- Lohar Nangal Location in Punjab, India Lohar Nangal Lohar Nangal (India)
- Coordinates: 31°11′31″N 75°35′11″E﻿ / ﻿31.191856°N 75.5864952°E
- Country: India
- State: Punjab
- District: Jalandhar
- Tehsil: Nakodar

Government
- • Type: Panchayat raj
- • Body: Gram panchayat
- Elevation: 240 m (790 ft)

Population (2011)
- • Total: 95
- Sex ratio 43/52 ♂/♀

Languages
- • Official: Punjabi
- Time zone: UTC+5:30 (IST)
- ISO 3166 code: IN-PB
- Vehicle registration: PB- 08
- Website: jalandhar.nic.in

= Lohar Nangal =

Lohar Nangal is a village in Nakodar in Jalandhar district of Punjab State, India. It is located 20 km from Nakodar, 38 km from Kapurthala, 180 km from district headquarter Jalandhar and 150 km from state capital Chandigarh.
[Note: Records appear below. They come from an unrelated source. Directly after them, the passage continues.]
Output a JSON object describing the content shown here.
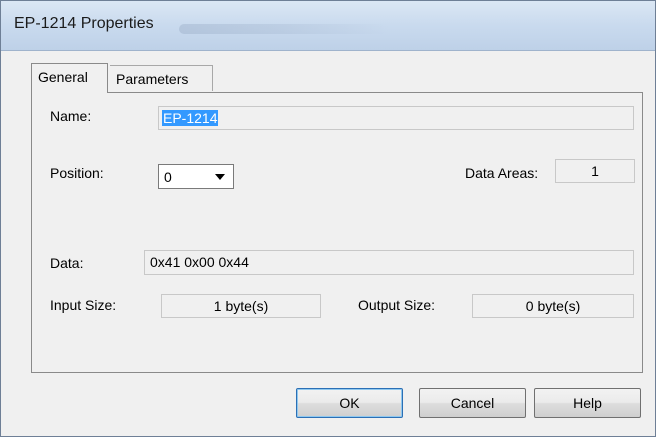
{
  "window": {
    "title": "EP-1214 Properties"
  },
  "tabs": [
    {
      "label": "General",
      "active": true
    },
    {
      "label": "Parameters",
      "active": false
    }
  ],
  "general": {
    "name_label": "Name:",
    "name_value": "EP-1214",
    "position_label": "Position:",
    "position_value": "0",
    "data_areas_label": "Data Areas:",
    "data_areas_value": "1",
    "data_label": "Data:",
    "data_value": "0x41 0x00 0x44",
    "input_size_label": "Input Size:",
    "input_size_value": "1 byte(s)",
    "output_size_label": "Output Size:",
    "output_size_value": "0 byte(s)"
  },
  "buttons": {
    "ok": "OK",
    "cancel": "Cancel",
    "help": "Help"
  },
  "icons": {
    "dropdown": "chevron-down-icon"
  },
  "colors": {
    "selection": "#3399ff",
    "titlebar": "#c9daee"
  }
}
The village is administrated by a sarpanch who is an elected representative of village as per Panchayati raj (India).

== Transport ==
Nakodar railway station is the nearest train station. The village is 62.6 km away from domestic airport in Ludhiana and the nearest international airport is located in Chandigarh also Sri Guru Ram Dass Jee International Airport is the second nearest airport which is 117 km away in Amritsar.